The Yale-Drug Abuse, Addiction, and HIV Research Scholars (Yale-DAHRS) program provides “a comprehensive three year post-doctorate, interdisciplinary, Mentored Career Development Program to improve drug abuse, addiction, and HIV medical outcomes by integrating prevention and treatment in general medical settings including ED, primary care, HIV, adolescent, and women’s health clinics.”
Scholars in the Yale-DAHRS program will be trained in research methodology, leadership, grant writing, responsible conduct of research, and statistics and design related to drug use, addiction, and HIV. The training will culminate in a Master of Health Sciences Degree.

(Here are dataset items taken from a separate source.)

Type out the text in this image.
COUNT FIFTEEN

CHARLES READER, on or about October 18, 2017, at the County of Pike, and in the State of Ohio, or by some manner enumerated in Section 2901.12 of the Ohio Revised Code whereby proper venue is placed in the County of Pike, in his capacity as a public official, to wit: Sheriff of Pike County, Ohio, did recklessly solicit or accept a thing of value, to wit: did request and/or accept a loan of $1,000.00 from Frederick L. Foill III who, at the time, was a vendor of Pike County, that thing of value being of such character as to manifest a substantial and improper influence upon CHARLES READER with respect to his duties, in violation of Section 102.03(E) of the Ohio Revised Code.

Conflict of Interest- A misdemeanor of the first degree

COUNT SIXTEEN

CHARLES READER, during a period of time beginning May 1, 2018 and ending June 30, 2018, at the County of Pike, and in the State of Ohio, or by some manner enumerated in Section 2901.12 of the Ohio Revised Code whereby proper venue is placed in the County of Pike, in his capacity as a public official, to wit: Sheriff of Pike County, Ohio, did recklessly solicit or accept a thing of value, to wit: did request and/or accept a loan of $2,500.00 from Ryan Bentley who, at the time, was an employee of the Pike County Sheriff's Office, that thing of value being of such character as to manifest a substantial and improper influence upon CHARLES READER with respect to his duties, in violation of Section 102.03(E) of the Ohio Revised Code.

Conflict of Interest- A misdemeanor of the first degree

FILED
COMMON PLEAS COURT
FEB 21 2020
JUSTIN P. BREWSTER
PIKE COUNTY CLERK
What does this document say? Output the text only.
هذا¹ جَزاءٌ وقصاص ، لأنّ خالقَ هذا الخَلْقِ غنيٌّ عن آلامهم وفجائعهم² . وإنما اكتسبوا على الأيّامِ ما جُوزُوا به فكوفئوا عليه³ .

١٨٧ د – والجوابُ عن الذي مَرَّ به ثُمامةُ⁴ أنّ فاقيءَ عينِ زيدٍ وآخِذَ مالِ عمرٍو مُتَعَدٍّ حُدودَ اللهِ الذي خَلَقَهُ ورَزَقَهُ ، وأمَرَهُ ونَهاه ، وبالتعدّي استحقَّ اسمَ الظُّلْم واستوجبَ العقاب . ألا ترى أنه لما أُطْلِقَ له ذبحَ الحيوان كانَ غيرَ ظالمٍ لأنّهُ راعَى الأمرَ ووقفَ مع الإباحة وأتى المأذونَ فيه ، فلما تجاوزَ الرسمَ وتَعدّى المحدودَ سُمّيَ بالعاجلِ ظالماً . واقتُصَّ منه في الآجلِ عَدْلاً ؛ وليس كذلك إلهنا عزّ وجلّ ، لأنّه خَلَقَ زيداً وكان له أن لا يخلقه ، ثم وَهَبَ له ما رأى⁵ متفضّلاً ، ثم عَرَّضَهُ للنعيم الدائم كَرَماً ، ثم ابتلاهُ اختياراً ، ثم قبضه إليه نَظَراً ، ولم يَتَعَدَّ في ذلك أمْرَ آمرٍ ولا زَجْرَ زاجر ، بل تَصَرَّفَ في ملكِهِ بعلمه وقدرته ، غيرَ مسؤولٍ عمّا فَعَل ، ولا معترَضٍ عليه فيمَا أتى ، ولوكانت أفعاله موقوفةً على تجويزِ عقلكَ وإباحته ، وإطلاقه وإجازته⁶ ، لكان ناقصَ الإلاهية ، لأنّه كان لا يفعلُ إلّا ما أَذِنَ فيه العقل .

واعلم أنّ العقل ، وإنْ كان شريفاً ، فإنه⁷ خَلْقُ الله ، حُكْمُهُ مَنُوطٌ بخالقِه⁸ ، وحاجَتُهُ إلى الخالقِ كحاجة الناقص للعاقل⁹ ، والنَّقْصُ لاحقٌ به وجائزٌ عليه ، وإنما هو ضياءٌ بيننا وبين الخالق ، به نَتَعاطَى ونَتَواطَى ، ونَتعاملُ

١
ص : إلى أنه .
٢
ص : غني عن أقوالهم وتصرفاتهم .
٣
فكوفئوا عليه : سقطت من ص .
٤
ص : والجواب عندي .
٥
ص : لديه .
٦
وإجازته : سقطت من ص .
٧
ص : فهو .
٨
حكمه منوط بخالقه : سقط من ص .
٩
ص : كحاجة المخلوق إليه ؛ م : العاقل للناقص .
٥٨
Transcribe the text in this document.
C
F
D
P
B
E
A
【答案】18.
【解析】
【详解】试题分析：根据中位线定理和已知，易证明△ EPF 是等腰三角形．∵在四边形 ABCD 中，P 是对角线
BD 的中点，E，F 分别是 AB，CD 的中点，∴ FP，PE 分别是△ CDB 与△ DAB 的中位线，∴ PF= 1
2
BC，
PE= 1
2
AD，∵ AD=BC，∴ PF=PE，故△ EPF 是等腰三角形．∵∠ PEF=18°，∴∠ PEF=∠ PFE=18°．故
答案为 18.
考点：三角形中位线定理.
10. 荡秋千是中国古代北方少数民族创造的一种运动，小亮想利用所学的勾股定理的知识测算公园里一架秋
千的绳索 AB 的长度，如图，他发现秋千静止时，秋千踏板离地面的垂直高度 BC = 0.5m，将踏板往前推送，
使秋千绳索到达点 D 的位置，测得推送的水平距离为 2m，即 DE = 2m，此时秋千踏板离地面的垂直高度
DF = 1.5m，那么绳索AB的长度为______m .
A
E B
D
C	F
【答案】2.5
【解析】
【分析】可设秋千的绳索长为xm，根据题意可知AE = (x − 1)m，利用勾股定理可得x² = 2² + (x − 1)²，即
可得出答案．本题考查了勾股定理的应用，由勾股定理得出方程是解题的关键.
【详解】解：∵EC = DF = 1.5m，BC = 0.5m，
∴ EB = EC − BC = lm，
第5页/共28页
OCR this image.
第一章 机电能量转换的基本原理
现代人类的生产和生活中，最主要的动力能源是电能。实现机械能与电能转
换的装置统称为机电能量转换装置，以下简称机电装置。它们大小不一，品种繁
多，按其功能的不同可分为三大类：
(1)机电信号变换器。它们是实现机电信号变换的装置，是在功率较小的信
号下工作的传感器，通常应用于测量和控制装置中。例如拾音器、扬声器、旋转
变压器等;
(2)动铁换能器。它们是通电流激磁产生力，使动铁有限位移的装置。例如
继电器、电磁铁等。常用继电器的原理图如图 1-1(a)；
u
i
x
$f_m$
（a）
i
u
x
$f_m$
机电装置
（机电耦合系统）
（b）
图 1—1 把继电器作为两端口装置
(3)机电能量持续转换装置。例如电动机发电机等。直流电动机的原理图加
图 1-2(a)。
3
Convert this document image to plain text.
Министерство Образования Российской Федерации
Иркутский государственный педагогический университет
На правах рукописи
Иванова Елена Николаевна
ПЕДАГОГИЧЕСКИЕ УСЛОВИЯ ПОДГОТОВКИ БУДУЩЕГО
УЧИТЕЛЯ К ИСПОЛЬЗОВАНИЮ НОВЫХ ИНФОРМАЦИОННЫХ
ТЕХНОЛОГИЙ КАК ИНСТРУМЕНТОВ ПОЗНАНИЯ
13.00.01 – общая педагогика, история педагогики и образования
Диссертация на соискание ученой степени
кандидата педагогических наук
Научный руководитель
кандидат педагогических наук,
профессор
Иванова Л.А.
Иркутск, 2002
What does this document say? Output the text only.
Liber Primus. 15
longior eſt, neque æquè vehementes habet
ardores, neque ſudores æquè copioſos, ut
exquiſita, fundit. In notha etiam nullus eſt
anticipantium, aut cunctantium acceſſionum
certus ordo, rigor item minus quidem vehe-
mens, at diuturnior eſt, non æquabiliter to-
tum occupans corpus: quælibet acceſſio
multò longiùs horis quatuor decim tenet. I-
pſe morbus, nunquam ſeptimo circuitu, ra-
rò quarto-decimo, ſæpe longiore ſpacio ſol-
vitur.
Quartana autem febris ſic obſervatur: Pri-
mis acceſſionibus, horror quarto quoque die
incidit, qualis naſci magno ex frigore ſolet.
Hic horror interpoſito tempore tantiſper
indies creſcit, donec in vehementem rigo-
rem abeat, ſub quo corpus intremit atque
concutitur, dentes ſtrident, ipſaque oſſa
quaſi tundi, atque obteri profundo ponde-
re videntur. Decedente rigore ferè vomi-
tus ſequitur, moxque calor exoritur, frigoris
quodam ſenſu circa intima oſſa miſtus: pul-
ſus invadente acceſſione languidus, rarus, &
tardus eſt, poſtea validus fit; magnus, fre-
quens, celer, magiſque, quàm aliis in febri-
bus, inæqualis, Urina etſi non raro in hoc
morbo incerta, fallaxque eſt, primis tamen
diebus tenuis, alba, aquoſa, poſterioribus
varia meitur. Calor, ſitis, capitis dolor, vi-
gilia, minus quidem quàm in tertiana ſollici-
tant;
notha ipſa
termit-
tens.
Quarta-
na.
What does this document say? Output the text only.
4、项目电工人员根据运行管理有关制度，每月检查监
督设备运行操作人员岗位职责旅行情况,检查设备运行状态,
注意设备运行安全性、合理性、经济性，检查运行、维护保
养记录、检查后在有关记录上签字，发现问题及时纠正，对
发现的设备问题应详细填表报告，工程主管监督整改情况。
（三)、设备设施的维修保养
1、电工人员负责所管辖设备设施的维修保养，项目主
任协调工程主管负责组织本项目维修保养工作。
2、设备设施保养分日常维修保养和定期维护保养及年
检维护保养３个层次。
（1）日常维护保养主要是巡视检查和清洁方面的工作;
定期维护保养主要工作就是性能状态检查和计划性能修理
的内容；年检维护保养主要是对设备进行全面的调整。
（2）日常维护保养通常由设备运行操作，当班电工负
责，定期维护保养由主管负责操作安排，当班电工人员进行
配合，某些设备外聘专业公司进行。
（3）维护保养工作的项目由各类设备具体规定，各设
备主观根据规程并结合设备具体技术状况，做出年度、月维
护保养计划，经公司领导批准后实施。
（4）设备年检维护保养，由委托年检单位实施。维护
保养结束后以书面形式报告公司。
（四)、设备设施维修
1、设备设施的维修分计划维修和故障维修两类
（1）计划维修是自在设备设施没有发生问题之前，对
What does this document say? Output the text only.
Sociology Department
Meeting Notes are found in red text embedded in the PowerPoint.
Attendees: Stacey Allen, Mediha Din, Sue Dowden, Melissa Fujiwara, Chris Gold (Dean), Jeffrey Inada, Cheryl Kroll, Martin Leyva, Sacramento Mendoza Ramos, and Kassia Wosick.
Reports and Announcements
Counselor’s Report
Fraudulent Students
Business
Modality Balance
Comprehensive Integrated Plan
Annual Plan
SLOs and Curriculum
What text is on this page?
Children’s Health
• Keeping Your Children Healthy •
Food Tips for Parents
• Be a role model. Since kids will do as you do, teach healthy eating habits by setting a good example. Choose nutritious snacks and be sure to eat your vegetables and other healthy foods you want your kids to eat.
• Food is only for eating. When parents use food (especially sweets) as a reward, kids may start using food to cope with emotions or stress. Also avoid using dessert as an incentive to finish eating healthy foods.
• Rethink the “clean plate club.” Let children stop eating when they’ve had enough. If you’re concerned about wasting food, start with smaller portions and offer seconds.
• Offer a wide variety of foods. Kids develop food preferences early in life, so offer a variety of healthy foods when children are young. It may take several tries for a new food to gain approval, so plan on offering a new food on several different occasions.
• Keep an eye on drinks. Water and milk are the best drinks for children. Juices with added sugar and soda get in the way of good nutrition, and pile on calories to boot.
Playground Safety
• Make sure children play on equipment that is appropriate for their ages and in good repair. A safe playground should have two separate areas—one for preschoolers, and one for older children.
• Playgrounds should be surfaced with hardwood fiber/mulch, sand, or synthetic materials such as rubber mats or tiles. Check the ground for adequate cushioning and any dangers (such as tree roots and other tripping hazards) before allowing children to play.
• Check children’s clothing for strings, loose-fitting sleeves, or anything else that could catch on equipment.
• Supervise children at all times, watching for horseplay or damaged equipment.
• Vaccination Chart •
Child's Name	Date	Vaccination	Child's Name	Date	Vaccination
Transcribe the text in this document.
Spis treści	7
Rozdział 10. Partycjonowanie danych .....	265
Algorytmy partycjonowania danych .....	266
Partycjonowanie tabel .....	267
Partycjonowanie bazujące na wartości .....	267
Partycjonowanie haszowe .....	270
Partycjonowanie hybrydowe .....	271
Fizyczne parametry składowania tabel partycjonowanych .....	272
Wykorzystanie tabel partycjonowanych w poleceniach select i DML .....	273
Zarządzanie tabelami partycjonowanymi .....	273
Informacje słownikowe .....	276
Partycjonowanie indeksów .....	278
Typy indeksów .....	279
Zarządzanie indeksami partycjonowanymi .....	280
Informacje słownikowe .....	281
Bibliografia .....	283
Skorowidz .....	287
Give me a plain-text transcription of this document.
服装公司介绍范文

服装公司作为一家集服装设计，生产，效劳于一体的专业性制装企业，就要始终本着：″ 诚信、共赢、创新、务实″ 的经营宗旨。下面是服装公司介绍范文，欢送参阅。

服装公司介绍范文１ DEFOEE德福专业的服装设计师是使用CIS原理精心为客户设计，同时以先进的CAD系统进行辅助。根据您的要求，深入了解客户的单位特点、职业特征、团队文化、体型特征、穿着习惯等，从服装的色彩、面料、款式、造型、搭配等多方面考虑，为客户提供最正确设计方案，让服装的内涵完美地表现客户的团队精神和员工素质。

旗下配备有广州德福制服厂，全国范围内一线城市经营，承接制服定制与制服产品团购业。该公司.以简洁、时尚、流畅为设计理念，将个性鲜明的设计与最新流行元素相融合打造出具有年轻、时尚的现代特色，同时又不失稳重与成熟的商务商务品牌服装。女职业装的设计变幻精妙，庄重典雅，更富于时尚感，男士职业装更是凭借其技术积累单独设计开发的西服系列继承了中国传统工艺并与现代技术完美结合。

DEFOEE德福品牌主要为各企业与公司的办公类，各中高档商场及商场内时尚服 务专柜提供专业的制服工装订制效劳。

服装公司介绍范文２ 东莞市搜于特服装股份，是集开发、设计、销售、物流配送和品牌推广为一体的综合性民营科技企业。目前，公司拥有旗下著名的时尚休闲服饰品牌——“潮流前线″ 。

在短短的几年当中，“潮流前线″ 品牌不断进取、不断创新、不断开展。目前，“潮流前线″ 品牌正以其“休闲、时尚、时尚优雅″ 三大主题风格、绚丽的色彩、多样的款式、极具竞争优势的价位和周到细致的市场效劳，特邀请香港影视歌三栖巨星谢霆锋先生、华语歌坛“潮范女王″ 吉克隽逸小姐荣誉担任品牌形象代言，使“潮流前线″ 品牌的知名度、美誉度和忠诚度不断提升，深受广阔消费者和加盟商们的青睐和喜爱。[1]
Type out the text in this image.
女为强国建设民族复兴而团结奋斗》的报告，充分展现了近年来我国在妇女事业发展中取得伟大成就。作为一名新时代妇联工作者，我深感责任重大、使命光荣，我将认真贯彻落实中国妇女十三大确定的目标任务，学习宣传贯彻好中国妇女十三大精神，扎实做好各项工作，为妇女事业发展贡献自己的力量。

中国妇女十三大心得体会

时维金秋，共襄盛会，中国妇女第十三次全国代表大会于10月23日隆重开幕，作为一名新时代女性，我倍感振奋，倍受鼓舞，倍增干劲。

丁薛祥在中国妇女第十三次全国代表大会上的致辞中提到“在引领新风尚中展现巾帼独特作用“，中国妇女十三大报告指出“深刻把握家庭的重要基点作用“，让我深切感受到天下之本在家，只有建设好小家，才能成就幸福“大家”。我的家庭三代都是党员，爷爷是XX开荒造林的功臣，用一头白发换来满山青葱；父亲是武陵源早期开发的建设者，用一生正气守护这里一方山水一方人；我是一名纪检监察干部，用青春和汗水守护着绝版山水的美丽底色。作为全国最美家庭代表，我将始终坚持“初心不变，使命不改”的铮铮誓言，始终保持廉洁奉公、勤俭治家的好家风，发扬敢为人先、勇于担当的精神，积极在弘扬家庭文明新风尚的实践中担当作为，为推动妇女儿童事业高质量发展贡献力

Advancing the Science and Practice of Emergency Medicine
Emergency Medicine is the field of practice concerned with the assessment, stabilization, diagnosis, and disposition of people with acute illness and injury. Emergency practitioners treat the full spectrum of patients using skills ranging from those of a general practitioner to specialists. They diagnose emergency conditions and undertake acute interventions to stabilize the patient. Some of many skills include:
- Trauma resuscitation
- Advanced cardiac life support
- Advanced airway management
- Assisting women in labor
- Management of drug overdoses
In July of 2009, the Yale School of Medicine’s Section of Emergency Medicine was elevated to departmental status, reflecting both the reputation of the section and the maturation of emergency medicine as an academic discipline. The Section of Emergency Medicine, formerly part of the Department of Surgery, was created in 1991. It has grown in size from five to 47 faculty members, who have responsibility for 80,600 patient visits a year at Yale New Haven Hospital and 24,600 visits annually at the Yale-New Haven Shoreline Medical Center in Guilford.
The department’s focus increasingly involves elements of public health and prevention, including screening for hypertension, diabetes and HIV, and treatment and referral for drug addiction, domestic violence, mood disorders and other mental health issues.